91st PGA Championship promises huge boost to golf-crazy Minnesota
Special from Fortune Magazine
Minnesota is a proud golfing state, home to the most golfers per capita in the nation, and host over the years to four PGA Championships. So when the 2009 PGA Championship arrives Aug. 10–16 at Hazeltine National Golf Club in Chaska (27 miles from Minneapolis) for the second time this decade, residents will greet the season's final major championship with open arms—assuming they can put down their clubs long enough.
"The Twin Cities really responds to big events, perhaps better than any community I've seen," says Joe Steranka, the CEO of The PGA of America, which conducts the PGA Championship. "And they love their golf, playing about eight million rounds a year. Golf is a big part of the fabric of Minnesotans."
In addition to the sense of pride it brings, the PGA Championship also swells the state's pocketbook. Local merchants couldn't be happier. Melvin Tennant, the CEO of Meet Minneapolis (the city's convention and visitor's bureau), expects 18,000 out-of-town visitors for the tournament, resulting in $21.5 million in direct spending.
The overall impact of the 91st PGA Championship this month will be even greater. The 2002 PGA Championship, also held at Hazeltine National, was one of the best-attended in event history, with daily galleries of 40,000 and revenues of $50 million, according to Meet Minneapolis. "We expect a great turnout and an economic impact that will be very close to 2002," says Jim Remy, president of The PGA of America.
Minnesota Governor Tim Pawlenty adds: "Thousands of people will travel from across America and the world to come to Hazeltine National, and will enjoy the best the great state of Minnesota has to offer."
Minnesota might be famous for its 10,000 lakes, but it could also be called "The land of 650,000 golfers." One study by the National Golf Foundation pegged the household participation rate at 27%, more than double the national average. With 508 courses, the state ranks 11th in golf facilities—90% of which are affordable, well-maintained, daily-fee courses that help make Minnesota the fourth-most popular golf destination behind only Florida, Arizona, and South Carolina.
"It's a very accessible game," says Tom Ryan, executive director of the Minnesota Golf Association. "Everyone here is very outdoors-oriented. It's not too hot, we've got a lot of water, and the courses reflect that."

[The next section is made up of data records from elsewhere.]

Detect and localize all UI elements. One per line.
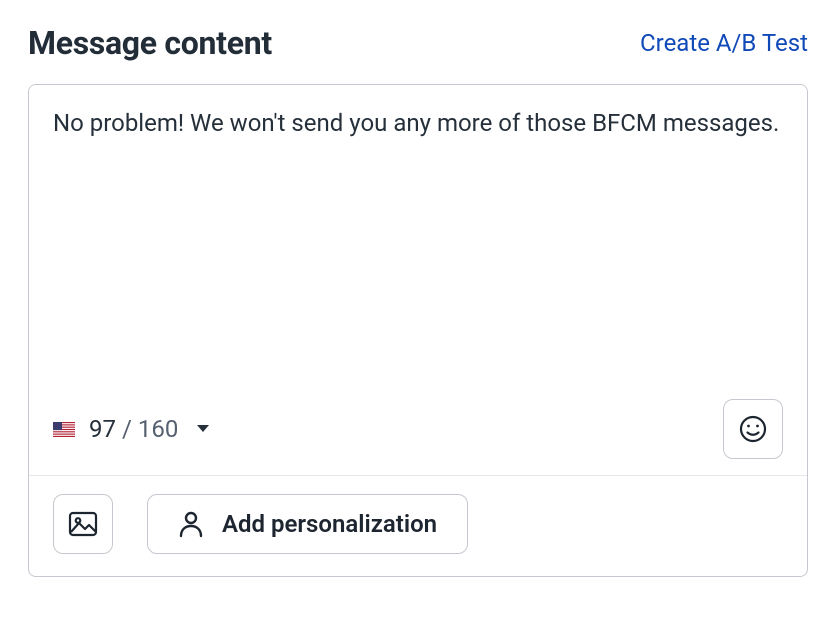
us-flag-icon xyxy=(53,422,75,437)
char-count-dropdown[interactable]: 97 / 160 xyxy=(53,415,210,443)
emoji-picker-button[interactable] xyxy=(723,399,783,459)
message-editor-panel: 97 / 160 xyxy=(28,84,808,577)
char-limit: 160 xyxy=(138,415,178,443)
current-count: 97 xyxy=(89,415,116,443)
message-textarea[interactable] xyxy=(29,85,807,385)
char-count-text: 97 / 160 xyxy=(89,415,178,443)
section-header: Message content Create A/B Test xyxy=(28,24,808,62)
add-personalization-button[interactable]: Add personalization xyxy=(147,494,468,554)
section-title: Message content xyxy=(28,24,272,62)
caret-down-icon xyxy=(196,424,210,434)
image-icon xyxy=(68,511,98,537)
add-personalization-label: Add personalization xyxy=(222,510,437,538)
create-ab-test-link[interactable]: Create A/B Test xyxy=(640,29,808,57)
smiley-icon xyxy=(738,414,768,444)
person-icon xyxy=(178,510,204,538)
character-count-row: 97 / 160 xyxy=(29,389,807,476)
insert-image-button[interactable] xyxy=(53,494,113,554)
editor-toolbar: Add personalization xyxy=(29,476,807,576)
count-separator: / xyxy=(122,415,132,443)
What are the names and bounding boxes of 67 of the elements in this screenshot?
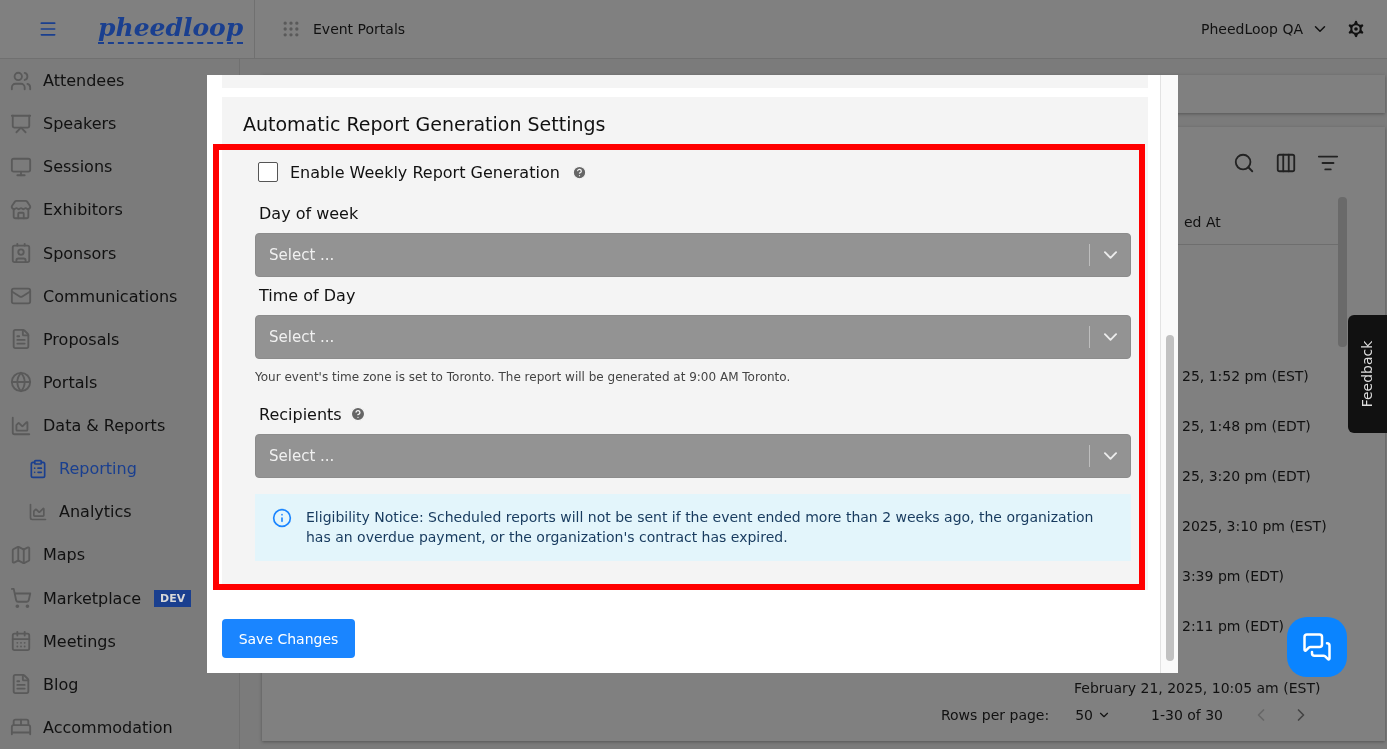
chat-icon xyxy=(1302,632,1332,662)
sidebar-item[interactable]: Reporting xyxy=(0,447,239,491)
table-cell: 25, 3:20 pm (EDT) xyxy=(1182,468,1311,484)
columns-icon[interactable] xyxy=(1275,152,1297,174)
sidebar-item[interactable]: Proposals xyxy=(0,317,239,361)
table-cell: 2025, 3:10 pm (EST) xyxy=(1182,518,1327,534)
chevron-down-icon xyxy=(1103,251,1117,260)
sidebar-item[interactable]: Sessions xyxy=(0,145,239,189)
sidebar-item[interactable]: Accommodation xyxy=(0,705,239,749)
page-range: 1-30 of 30 xyxy=(1151,707,1223,723)
chart-icon xyxy=(10,414,32,437)
table-cell: 3:39 pm (EDT) xyxy=(1182,568,1284,584)
save-button[interactable]: Save Changes xyxy=(222,619,355,658)
field-label: Time of Day xyxy=(259,285,356,305)
section-title: Automatic Report Generation Settings xyxy=(242,112,607,137)
help-icon[interactable] xyxy=(571,164,587,180)
search-icon[interactable] xyxy=(1233,152,1255,174)
monitor-icon xyxy=(10,155,32,178)
table-cell: 25, 1:52 pm (EST) xyxy=(1182,368,1309,384)
presenter-icon xyxy=(10,112,32,135)
sidebar-item[interactable]: Data & Reports xyxy=(0,404,239,448)
document-icon xyxy=(10,328,32,351)
document-icon xyxy=(10,673,32,696)
id-card-icon xyxy=(10,242,32,265)
timezone-note: Your event's time zone is set to Toronto. The report will be generated at 9:00 AM Toronto. xyxy=(255,370,792,385)
sidebar-item[interactable]: Maps xyxy=(0,533,239,577)
chevron-down-icon xyxy=(1103,452,1117,461)
info-icon xyxy=(272,508,292,529)
sidebar-item[interactable]: Blog xyxy=(0,662,239,706)
rows-per-page-dropdown[interactable]: 50 xyxy=(1069,706,1117,724)
map-icon xyxy=(10,543,32,566)
feedback-tab[interactable]: Feedback xyxy=(1348,315,1387,433)
cart-icon xyxy=(10,587,32,610)
table-cell: 25, 1:48 pm (EDT) xyxy=(1182,418,1311,434)
menu-icon[interactable] xyxy=(38,19,58,39)
sidebar-item[interactable]: Portals xyxy=(0,360,239,404)
section-title: Event Portals xyxy=(313,21,406,37)
clipboard-icon xyxy=(28,458,48,479)
checkbox-label[interactable]: Enable Weekly Report Generation xyxy=(290,162,560,182)
settings-icon[interactable] xyxy=(1345,18,1367,40)
dev-tag: DEV xyxy=(154,589,192,607)
organization-dropdown[interactable]: PheedLoop QA xyxy=(1194,19,1335,39)
field-label: Recipients xyxy=(259,404,342,424)
logo: pheedloop xyxy=(98,14,244,44)
people-icon xyxy=(10,69,32,92)
table-cell: 2:11 pm (EDT) xyxy=(1182,618,1284,634)
chat-button[interactable] xyxy=(1287,617,1347,677)
sidebar-item[interactable]: Communications xyxy=(0,274,239,318)
sidebar-item[interactable]: Attendees xyxy=(0,59,239,103)
checkbox[interactable] xyxy=(258,162,278,183)
table-cell: February 21, 2025, 10:05 am (EST) xyxy=(1074,680,1321,696)
globe-icon xyxy=(10,371,32,394)
sidebar-item[interactable]: Speakers xyxy=(0,102,239,146)
field-label: Day of week xyxy=(259,203,359,223)
sidebar-item[interactable]: Analytics xyxy=(0,490,239,534)
chart-icon xyxy=(28,501,48,522)
sidebar-item[interactable]: Exhibitors xyxy=(0,188,239,232)
calendar-icon xyxy=(10,630,32,653)
scrollbar[interactable] xyxy=(1338,197,1347,347)
rows-per-page-label: Rows per page: xyxy=(940,707,1050,723)
notice-text: Eligibility Notice: Scheduled reports will not be sent if the event ended more than 2 weeks ago, the organization has an overdue payment, or the organization's contract has expired. xyxy=(306,508,1095,548)
sidebar-item[interactable]: Sponsors xyxy=(0,231,239,275)
storefront-icon xyxy=(10,198,32,221)
chevron-down-icon xyxy=(1103,333,1117,342)
sidebar-item[interactable]: Marketplace DEV xyxy=(0,576,239,620)
scrollbar[interactable] xyxy=(1166,335,1174,661)
column-header: ed At xyxy=(1184,213,1221,230)
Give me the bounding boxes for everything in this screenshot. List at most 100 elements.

The state enjoys a direct golf economy of $1.2 billion, according to a 2006 independent study commissioned by the industry consortium Golf 20/20 and released in 2008 (the most recent data available). Factoring in the indirect business golf generates in Minnesota, the sport's total impact is $2.4 billion annually, with $776.7 million in wages earned from almost 35,000 jobs.
"It's just a fabulous golf state, there's no other way to put it," says Steve Mona, the CEO of the World Golf Foundation, which co-manages Golf 20/20. He also notes that golf's direct national impact is $76 billion. "Golf is bigger than the motion picture and recording industries, bigger than the NFL or Major League Baseball," he says.
It's certainly big in Minnesota, where the PGA Championship will likely return. "When you have a terrific course that produces great drama and the enthusiastic support of the community, it's a recipe for success," says Steranka. "My guess is we'll continue to look at Hazeltine National and the state of Minnesota for years to come."